Function: hold drapes in place3, to keep only the operating field exposed. The basic towel clamp design
includes locking handles and a tip, which may be curved or pointed, and may have teeth for traction.

1 tissue forceps with teeth

Function: Tissue Forceps with Teeth are used to grasp tissues in surgical procedures. These forceps have
sharp teeth that assure the secure holding of tissues. Usually, they are designed to reduce the damage
to biological tissues.

1 tissue forceps without teeth


Function: Non-toothed forceps used for fine handling of tissue and traction during dissection.

2 Small kidney basin/ round basin

Function: shallow basin of curved, kidney shaped design, used to collect body fluids or serves as a
container for various other liquids. It can also be used to place soiled bandages or used instruments
during operating procedures.

2 Army Navy

Function: used for shallow or superficial wounds. The Army Navy Retractor is a basic surgical instrument
included in most minor and major surgical set. Features: Used to retract skin or bones.
1 MTC (Mayo tray cover)

Function: MTC must be placed at the uppermost part of the set

LAP PACK
5 OR GOWNS: A surgical gown is a personal protective garment intended to be worn by health care
personnel during surgical procedures to protect both the patient and health care personnel from the
transfer of microorganisms, body fluids, and particulate matter.

4 OR TOWELS- a sterile drape used to cover the body while surgery is being performed
1 Upper draw sheet (gamay)- to isolate the surgical site from the other areas of the patient's body and
nonsterile areas of the OR table in order to contribute to reducing the risk of surgical site infection (SSI)

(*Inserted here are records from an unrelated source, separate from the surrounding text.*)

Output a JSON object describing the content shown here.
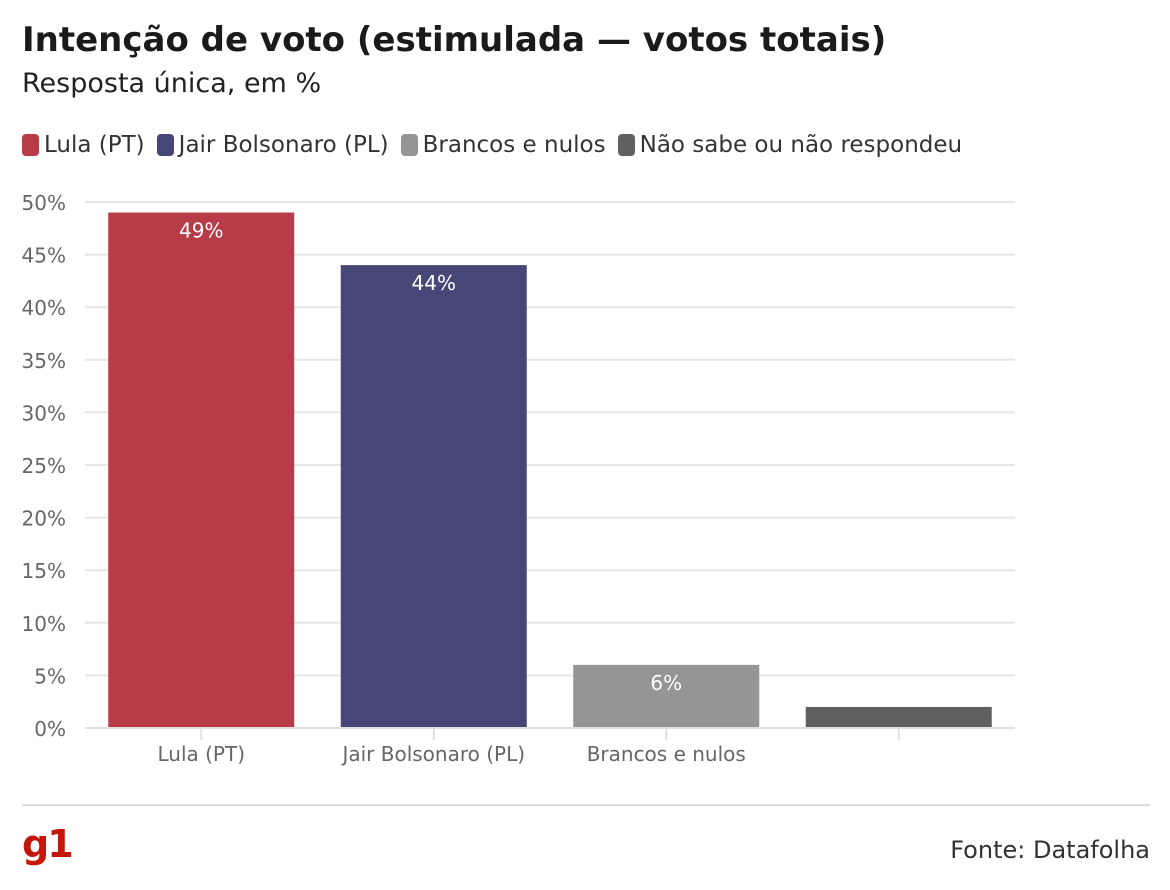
{
  "header": {
    "title": "Intenção de voto (estimulada — votos totais)",
    "subtitle": "Resposta única, em %"
  },
  "legend": [
    {
      "label": "Lula (PT)",
      "color": "#b83c48"
    },
    {
      "label": "Jair Bolsonaro (PL)",
      "color": "#464777"
    },
    {
      "label": "Brancos e nulos",
      "color": "#959595"
    },
    {
      "label": "Não sabe ou não respondeu",
      "color": "#606060"
    }
  ],
  "chart_data": {
    "type": "bar",
    "categories": [
      "Lula (PT)",
      "Jair Bolsonaro (PL)",
      "Brancos e nulos",
      ""
    ],
    "values": [
      49,
      44,
      6,
      2
    ],
    "data_labels": [
      "49%",
      "44%",
      "6%",
      ""
    ],
    "colors": [
      "#b83c48",
      "#464777",
      "#959595",
      "#606060"
    ],
    "ylim": [
      0,
      50
    ],
    "yticks": [
      0,
      5,
      10,
      15,
      20,
      25,
      30,
      35,
      40,
      45,
      50
    ],
    "ytick_labels": [
      "0%",
      "5%",
      "10%",
      "15%",
      "20%",
      "25%",
      "30%",
      "35%",
      "40%",
      "45%",
      "50%"
    ],
    "grid": true
  },
  "footer": {
    "logo": "g1",
    "source": "Fonte: Datafolha"
  }
}
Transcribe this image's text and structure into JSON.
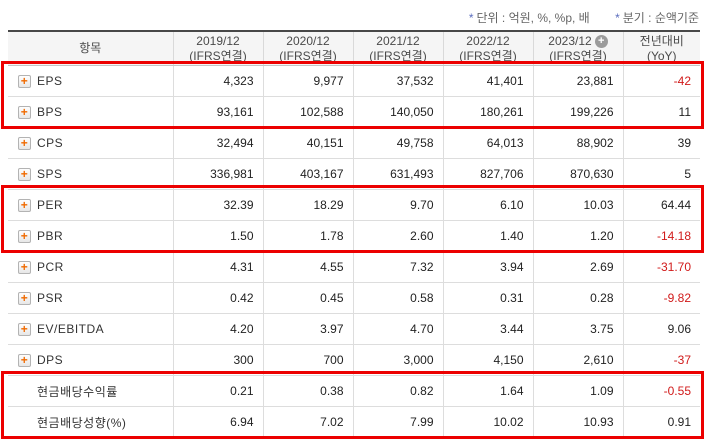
{
  "notes": {
    "unit_marker": "*",
    "unit_text": "단위 : 억원, %, %p, 배",
    "basis_marker": "*",
    "basis_text": "분기 : 순액기준"
  },
  "colors": {
    "highlight_red": "#ec0000",
    "negative_red": "#d11a1a",
    "icon_orange": "#f06a00",
    "header_bg": "#f5f5f5"
  },
  "table": {
    "item_header": "항목",
    "columns": [
      {
        "line1": "2019/12",
        "line2": "(IFRS연결)",
        "has_add_icon": false
      },
      {
        "line1": "2020/12",
        "line2": "(IFRS연결)",
        "has_add_icon": false
      },
      {
        "line1": "2021/12",
        "line2": "(IFRS연결)",
        "has_add_icon": false
      },
      {
        "line1": "2022/12",
        "line2": "(IFRS연결)",
        "has_add_icon": false
      },
      {
        "line1": "2023/12",
        "line2": "(IFRS연결)",
        "has_add_icon": true
      },
      {
        "line1": "전년대비",
        "line2": "(YoY)",
        "has_add_icon": false
      }
    ],
    "add_icon_glyph": "+",
    "expand_icon_glyph": "+",
    "rows": [
      {
        "label": "EPS",
        "expandable": true,
        "values": [
          "4,323",
          "9,977",
          "37,532",
          "41,401",
          "23,881"
        ],
        "yoy": "-42"
      },
      {
        "label": "BPS",
        "expandable": true,
        "values": [
          "93,161",
          "102,588",
          "140,050",
          "180,261",
          "199,226"
        ],
        "yoy": "11"
      },
      {
        "label": "CPS",
        "expandable": true,
        "values": [
          "32,494",
          "40,151",
          "49,758",
          "64,013",
          "88,902"
        ],
        "yoy": "39"
      },
      {
        "label": "SPS",
        "expandable": true,
        "values": [
          "336,981",
          "403,167",
          "631,493",
          "827,706",
          "870,630"
        ],
        "yoy": "5"
      },
      {
        "label": "PER",
        "expandable": true,
        "values": [
          "32.39",
          "18.29",
          "9.70",
          "6.10",
          "10.03"
        ],
        "yoy": "64.44"
      },
      {
        "label": "PBR",
        "expandable": true,
        "values": [
          "1.50",
          "1.78",
          "2.60",
          "1.40",
          "1.20"
        ],
        "yoy": "-14.18"
      },
      {
        "label": "PCR",
        "expandable": true,
        "values": [
          "4.31",
          "4.55",
          "7.32",
          "3.94",
          "2.69"
        ],
        "yoy": "-31.70"
      },
      {
        "label": "PSR",
        "expandable": true,
        "values": [
          "0.42",
          "0.45",
          "0.58",
          "0.31",
          "0.28"
        ],
        "yoy": "-9.82"
      },
      {
        "label": "EV/EBITDA",
        "expandable": true,
        "values": [
          "4.20",
          "3.97",
          "4.70",
          "3.44",
          "3.75"
        ],
        "yoy": "9.06"
      },
      {
        "label": "DPS",
        "expandable": true,
        "values": [
          "300",
          "700",
          "3,000",
          "4,150",
          "2,610"
        ],
        "yoy": "-37"
      },
      {
        "label": "현금배당수익률",
        "expandable": false,
        "values": [
          "0.21",
          "0.38",
          "0.82",
          "1.64",
          "1.09"
        ],
        "yoy": "-0.55"
      },
      {
        "label": "현금배당성향(%)",
        "expandable": false,
        "values": [
          "6.94",
          "7.02",
          "7.99",
          "10.02",
          "10.93"
        ],
        "yoy": "0.91"
      }
    ],
    "highlight_groups": [
      [
        0,
        1
      ],
      [
        4,
        5
      ],
      [
        10,
        11
      ]
    ]
  }
}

1 Lower draw sheet (dako)- same

1 Lap Sheet- to eliminate the passage of microorganisms between nonsterile and sterile areas
SPINAL SET
3 cherry balls

1 Eye towel

D AND C SET

1 uterine sound: used to gauge the depth and position of the uterine cavity. It is also helpful with the
placement of IUDs (Intra-uterine device) and the verification of the intrauterine position and length for
HSG (Hysterosalpingography) procedures.
1 Allis: allis clamp is a surgical instrument with sharp teeth, used to hold or grasp heavy tissue. It is also
used to grasp fascia and soft tissues such as breast or bowel tissue.

1 Ovum Forcep -used to grasp, hold, manipulate and remove tissue from inside the uterus including the
ovum and placenta. Ovum forceps are used during procedures such as caesarean section, hysterectomy,
and uterine repair and are also sometimes used as a hemostat.

1 Uterine Dilator - to gently open the cervix before a gynecologic procedure that requires the cervix to
be open, allowing access to the uterus and fallopian tubes. Cervical dilation reduces the risk of injury to
the cervix during such a procedure.
1 Tenaculum - It consists of a slender sharp-pointed hook attached to a handle and is used mainly in
surgery for seizing and holding parts, such as blood vessels.